1.特急「ひだ」 Θ高山本線と地方交通線Θ 2.東海地区を走る車両
新大阪駅で停車する特急「ひだ」の後姿(2019年6月)
特急「ひだ」
特急「ひだ」は大阪・名古屋~高山・飛騨古川・富山間を結びます。高山本線(高山線)に優等列車が初めて走ったのは1958年(昭和33年)の準急列車でした。
オレンジのラインが印象的な特急「ひだ」(2019年6月)
高山本線(高山線)
特急「ひだ」が走る高山本線(高山線)は岐阜~猪谷(いのたに)~富山間を結ぶ全線非電化路線です。高山本線(高山線)は「本線」という名にもかかわらず、本州では唯一の地方交通線となっています。地方交通線とは国鉄(後のJR)による鉄道路線の分類の一つであり、日本国有鉄道経営再建促進特別措置法に基づいて分類されたものです。そこでは、地方交通線は「幹線鉄道網を形成する営業線として政令で定める基準に該当するものを除いて、その運営の改善のための適切な措置を講じたとしてもなお収支の均衡を確保することが困難であるもの」とされています。
1968年(昭和43年)には名古屋~金沢間に特急「ひだ」が初登場し、80系が投入されることになりましたが、これには当初より食堂車の連結はありませんでした。その後、多くの路線が電化されていきますが、財政難などの理由により高山本線(高山線)の電化は実現しませんでした。
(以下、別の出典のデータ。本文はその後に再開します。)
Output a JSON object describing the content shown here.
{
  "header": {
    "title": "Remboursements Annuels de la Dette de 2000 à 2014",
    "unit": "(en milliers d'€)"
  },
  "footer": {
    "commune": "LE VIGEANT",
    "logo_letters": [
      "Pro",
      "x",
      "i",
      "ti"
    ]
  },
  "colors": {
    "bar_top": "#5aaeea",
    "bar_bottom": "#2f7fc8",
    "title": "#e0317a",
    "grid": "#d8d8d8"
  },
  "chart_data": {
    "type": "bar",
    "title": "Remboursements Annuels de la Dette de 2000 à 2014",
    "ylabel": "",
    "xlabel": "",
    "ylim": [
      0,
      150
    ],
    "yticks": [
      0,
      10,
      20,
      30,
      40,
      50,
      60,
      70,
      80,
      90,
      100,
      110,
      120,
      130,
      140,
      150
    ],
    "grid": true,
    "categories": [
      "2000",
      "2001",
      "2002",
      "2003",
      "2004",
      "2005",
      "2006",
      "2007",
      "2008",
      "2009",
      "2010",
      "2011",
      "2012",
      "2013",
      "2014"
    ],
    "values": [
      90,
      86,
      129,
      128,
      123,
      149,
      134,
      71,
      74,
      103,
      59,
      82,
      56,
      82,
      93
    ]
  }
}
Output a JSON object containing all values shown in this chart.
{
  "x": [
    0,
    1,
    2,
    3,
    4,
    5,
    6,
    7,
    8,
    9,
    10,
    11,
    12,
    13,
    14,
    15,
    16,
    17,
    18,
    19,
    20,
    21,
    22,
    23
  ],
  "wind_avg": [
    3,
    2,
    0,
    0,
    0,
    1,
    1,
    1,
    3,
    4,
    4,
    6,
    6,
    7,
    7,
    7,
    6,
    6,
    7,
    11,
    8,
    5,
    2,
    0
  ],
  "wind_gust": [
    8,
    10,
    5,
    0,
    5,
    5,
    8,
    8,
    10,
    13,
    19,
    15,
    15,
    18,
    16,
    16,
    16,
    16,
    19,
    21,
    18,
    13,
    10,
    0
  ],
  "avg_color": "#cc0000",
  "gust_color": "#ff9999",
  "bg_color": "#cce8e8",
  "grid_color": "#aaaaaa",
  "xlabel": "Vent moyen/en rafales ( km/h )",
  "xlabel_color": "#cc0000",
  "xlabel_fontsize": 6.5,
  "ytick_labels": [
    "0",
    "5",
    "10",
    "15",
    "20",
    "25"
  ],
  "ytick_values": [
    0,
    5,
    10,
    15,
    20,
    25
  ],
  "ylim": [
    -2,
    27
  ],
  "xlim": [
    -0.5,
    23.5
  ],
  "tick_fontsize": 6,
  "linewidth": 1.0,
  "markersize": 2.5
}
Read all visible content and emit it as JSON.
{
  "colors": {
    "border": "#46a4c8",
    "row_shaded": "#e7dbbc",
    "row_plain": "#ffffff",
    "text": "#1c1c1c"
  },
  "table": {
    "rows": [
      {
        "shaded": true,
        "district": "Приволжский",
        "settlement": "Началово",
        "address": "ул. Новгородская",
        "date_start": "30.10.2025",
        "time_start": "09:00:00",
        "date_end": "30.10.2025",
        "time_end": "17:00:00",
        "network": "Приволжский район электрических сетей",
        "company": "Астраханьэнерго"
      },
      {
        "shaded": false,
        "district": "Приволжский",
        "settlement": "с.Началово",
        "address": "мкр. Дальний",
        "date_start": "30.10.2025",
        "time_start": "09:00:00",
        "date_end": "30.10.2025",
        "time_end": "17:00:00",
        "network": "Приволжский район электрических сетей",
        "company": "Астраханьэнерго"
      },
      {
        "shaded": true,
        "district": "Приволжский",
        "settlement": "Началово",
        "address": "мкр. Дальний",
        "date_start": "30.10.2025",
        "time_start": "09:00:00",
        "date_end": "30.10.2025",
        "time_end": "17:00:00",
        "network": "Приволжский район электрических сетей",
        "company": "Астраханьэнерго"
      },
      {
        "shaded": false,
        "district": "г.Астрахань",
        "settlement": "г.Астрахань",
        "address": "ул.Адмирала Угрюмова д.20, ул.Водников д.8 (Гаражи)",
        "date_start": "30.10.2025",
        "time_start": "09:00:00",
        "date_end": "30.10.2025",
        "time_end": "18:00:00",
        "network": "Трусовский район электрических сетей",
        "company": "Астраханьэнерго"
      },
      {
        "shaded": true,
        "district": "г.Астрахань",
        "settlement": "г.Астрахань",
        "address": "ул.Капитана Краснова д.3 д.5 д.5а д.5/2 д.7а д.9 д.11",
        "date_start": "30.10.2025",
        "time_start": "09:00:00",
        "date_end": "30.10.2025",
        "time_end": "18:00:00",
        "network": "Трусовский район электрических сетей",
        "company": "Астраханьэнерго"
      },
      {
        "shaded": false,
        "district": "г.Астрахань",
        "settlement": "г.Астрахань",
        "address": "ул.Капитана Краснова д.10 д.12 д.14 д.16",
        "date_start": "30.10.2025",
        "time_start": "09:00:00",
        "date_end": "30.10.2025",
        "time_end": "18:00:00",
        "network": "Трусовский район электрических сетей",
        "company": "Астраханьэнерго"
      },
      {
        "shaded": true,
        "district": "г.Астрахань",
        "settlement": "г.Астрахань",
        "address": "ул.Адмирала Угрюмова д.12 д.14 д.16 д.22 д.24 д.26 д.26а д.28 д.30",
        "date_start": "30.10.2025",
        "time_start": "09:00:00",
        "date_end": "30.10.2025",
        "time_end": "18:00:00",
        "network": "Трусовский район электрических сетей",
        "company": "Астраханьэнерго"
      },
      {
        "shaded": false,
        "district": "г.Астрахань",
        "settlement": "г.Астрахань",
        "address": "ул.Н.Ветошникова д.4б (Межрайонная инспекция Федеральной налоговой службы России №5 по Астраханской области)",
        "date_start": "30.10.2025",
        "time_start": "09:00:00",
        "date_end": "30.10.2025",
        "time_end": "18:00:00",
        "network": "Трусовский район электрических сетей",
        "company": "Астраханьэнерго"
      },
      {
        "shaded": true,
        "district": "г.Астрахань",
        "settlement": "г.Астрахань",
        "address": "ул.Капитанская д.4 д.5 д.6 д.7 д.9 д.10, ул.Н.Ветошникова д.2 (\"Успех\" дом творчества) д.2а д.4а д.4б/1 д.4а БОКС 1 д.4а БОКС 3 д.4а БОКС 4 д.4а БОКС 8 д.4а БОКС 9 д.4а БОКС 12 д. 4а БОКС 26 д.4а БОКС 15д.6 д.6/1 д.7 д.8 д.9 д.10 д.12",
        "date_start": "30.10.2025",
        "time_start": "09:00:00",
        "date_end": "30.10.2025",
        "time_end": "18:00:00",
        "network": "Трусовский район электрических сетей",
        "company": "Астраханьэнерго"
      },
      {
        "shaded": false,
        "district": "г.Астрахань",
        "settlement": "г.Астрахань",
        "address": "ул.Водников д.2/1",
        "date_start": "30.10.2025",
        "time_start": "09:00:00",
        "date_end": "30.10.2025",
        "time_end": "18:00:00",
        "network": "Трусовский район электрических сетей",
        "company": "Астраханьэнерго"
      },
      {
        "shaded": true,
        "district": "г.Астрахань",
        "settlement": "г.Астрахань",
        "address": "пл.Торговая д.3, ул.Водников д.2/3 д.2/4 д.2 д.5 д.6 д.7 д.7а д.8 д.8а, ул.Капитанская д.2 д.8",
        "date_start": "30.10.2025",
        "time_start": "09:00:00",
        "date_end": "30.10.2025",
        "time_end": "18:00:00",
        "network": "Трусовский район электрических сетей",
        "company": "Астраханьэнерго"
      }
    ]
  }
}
各地で余剰となった80系は高山本線(高山線)へやって来るため、結果的に80系の気動車が長い間、高山本線(高山線)で活躍するということになります。しかしながら、時代遅れの車両は、老朽化と速度が遅いということからその評判は芳しくありませんでした。そうした中、1989年(平成元年)になってやっと、新しい気動車となる85系が投入されることになりました。
現在も運転を続ける85系(2019年5月)
このとき、特急「ひだ」に加えて、1968年(昭和43年)にすでに登場していた急行「のりくら」の車両の置き換えも行われることになりました。現在では、すべての特急「ひだ」がキハ85系気動車によって運用されています。
キハ85系(2019年5月)
85系は国鉄民営化後、JR東海が初めて製造した気動車であり、カミンズ社(アメリカ)製の強力エンジンを1両当たり2基搭載し、最高速度120キロで走行します。
新大阪駅に停車する特急「ひだ」(2019年6月)
座席の床位置は通常より高い位置となるハイデッカー構造の車両であり、側窓は広くワイドビューとなっています。
ワイドビューな側窓(2019年5月)
特急「ひだ」には、すべての列車が車内からの眺望がよいワイドビュー車両が使用されるため、特急「(ワイドビュー)ひだ」と案内されています。
新大阪駅に停車する特急「ひだ25号」(2019年3月)
名古屋発着の列車は東海道本線および高山本線(高山線)経由で「名古屋~岐阜~高山・飛騨古川・富山」、大阪発着の列車はJR京都線・琵琶湖線・東海道本線・高山本線(高山線)経由で「大阪~京都~米原~岐阜~高山」のルートで運行されます。
新大阪駅に停車する特急「ひだ25号」(2019年3月)
大阪発の列車は8時2分発の特急「(ワイドビュー)ひだ25号」の1本しかありません。
新大阪駅に停車する特急「ひだ25号」(2019年3月)
東海地区を走る車両
313系は名古屋・静岡地区で活躍するJR東海の車両であり、1999年(平成11年)に登場しました。それ以来現在も快速電車および普通電車の代表的車両として活躍しています。